AML rules for crypto-businesses and virtual assets become a standard
As global cryptocurrency adoption continues, 2019 will be the year that firms get serious about AML compliance. Authorities have wrestled with the AML risk crypto poses for years, with some territories, like Japan and Switzerland, adopting a considered approach allowing for trade and investment, and others, like China and South Korea, opting for tight restrictions on exchanges and mining.
The unevenness of the cryptocurrency landscape has prompted efforts by governments to develop a global regulatory framework. The FATF answered this call and will release a set of international AML standards in June 2019. Beyond government intervention, Morgan Creek founder, Anthony Pompliano, suggests that crypto businesses themselves should be encouraging regulation in 2019, simply to “increase the addressable market for adoption”.

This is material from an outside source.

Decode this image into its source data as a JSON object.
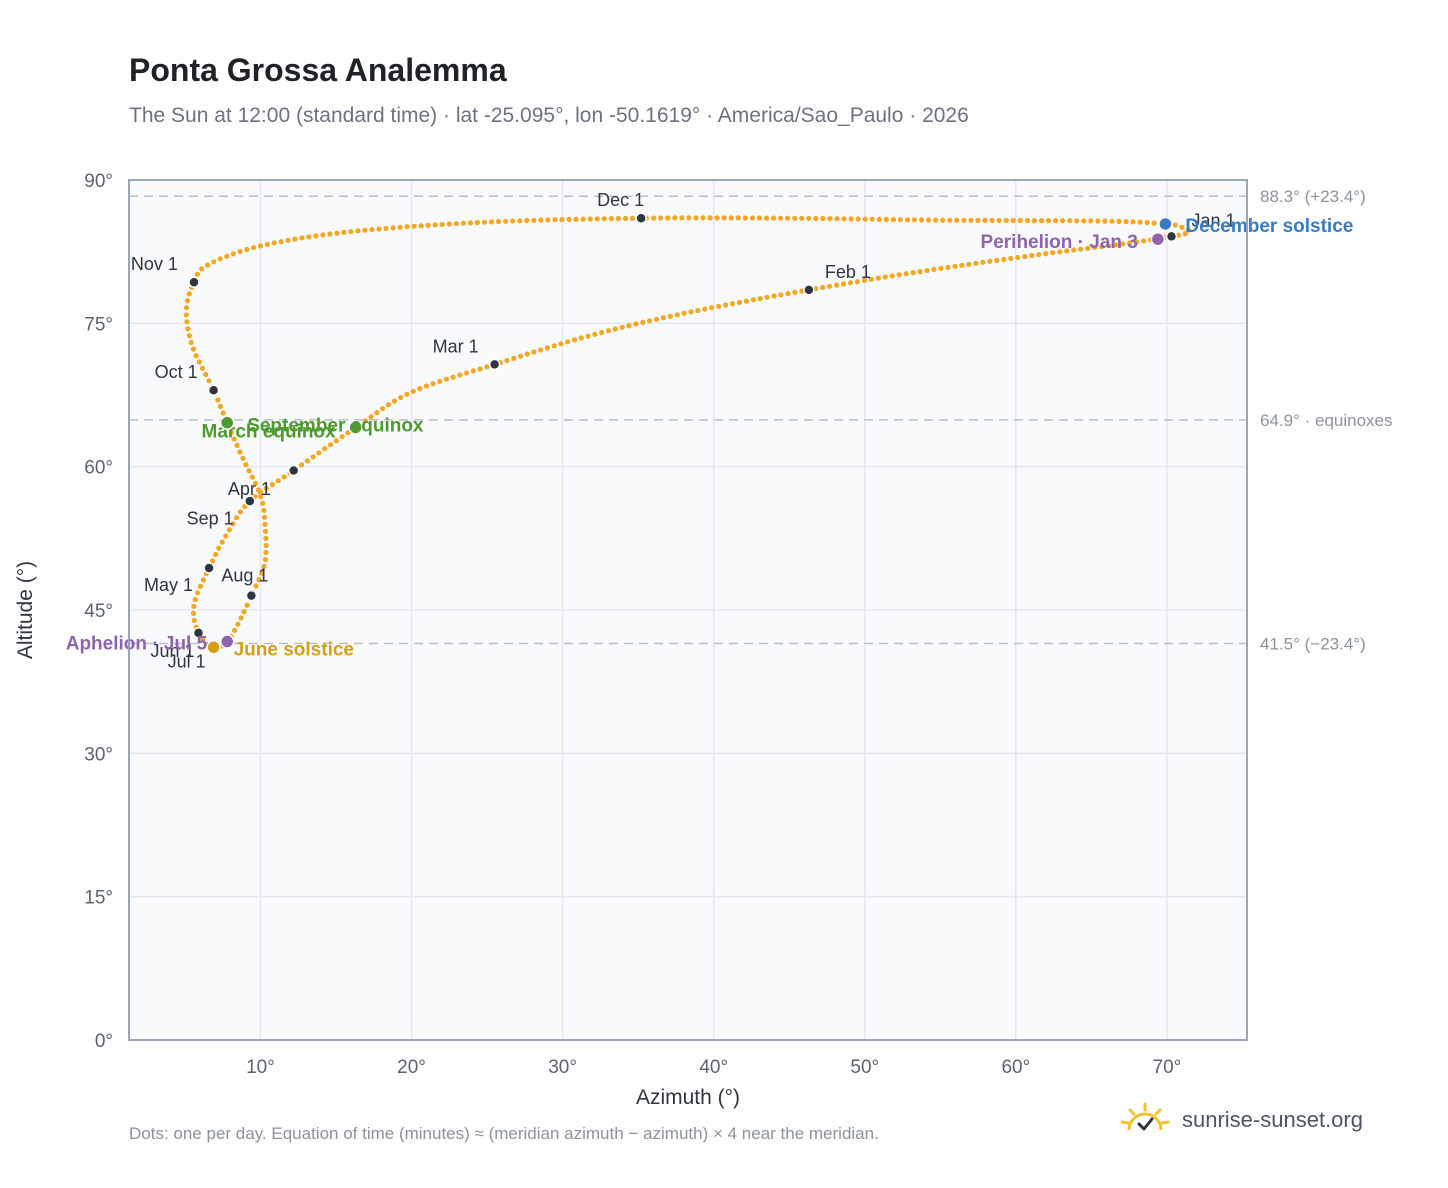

At a national level, Asian regulators are likely to continue to take progressive steps in the regulation of virtual assets. Keep an eye on the Monetary Authority of Singapore (MAS) who ramped up their engagement with the sector in 2018. The EU’s Fifth Anti-Money Laundering Directive (5AMLD) will introduce AML obligations for cryptocurrency exchanges operating within member states which will have to be complied with by 2020. All this suggests that, in 2019, big moves are likely in the global regulation of cryptocurrencies – which will inevitably prompt the industry to adopt new monitoring and compliance tools. As Nick Chong, Head of Americas for Liquid, points out:
“Wider adoption and regulations are like the yin and yang of cryptocurrencies: one cannot exist without the other.”
– Nick Chong, Head of North America, Liquid
Tip: The FATF guidance should provide crypto businesses with a clear framework of how to perform AML compliance, prepare to use this to inform your risk assessment and procedures. Remember if you make any changes to your compliance practices based off this guidance you still need to align any changes with the regulations of the jurisdiction that you operate in.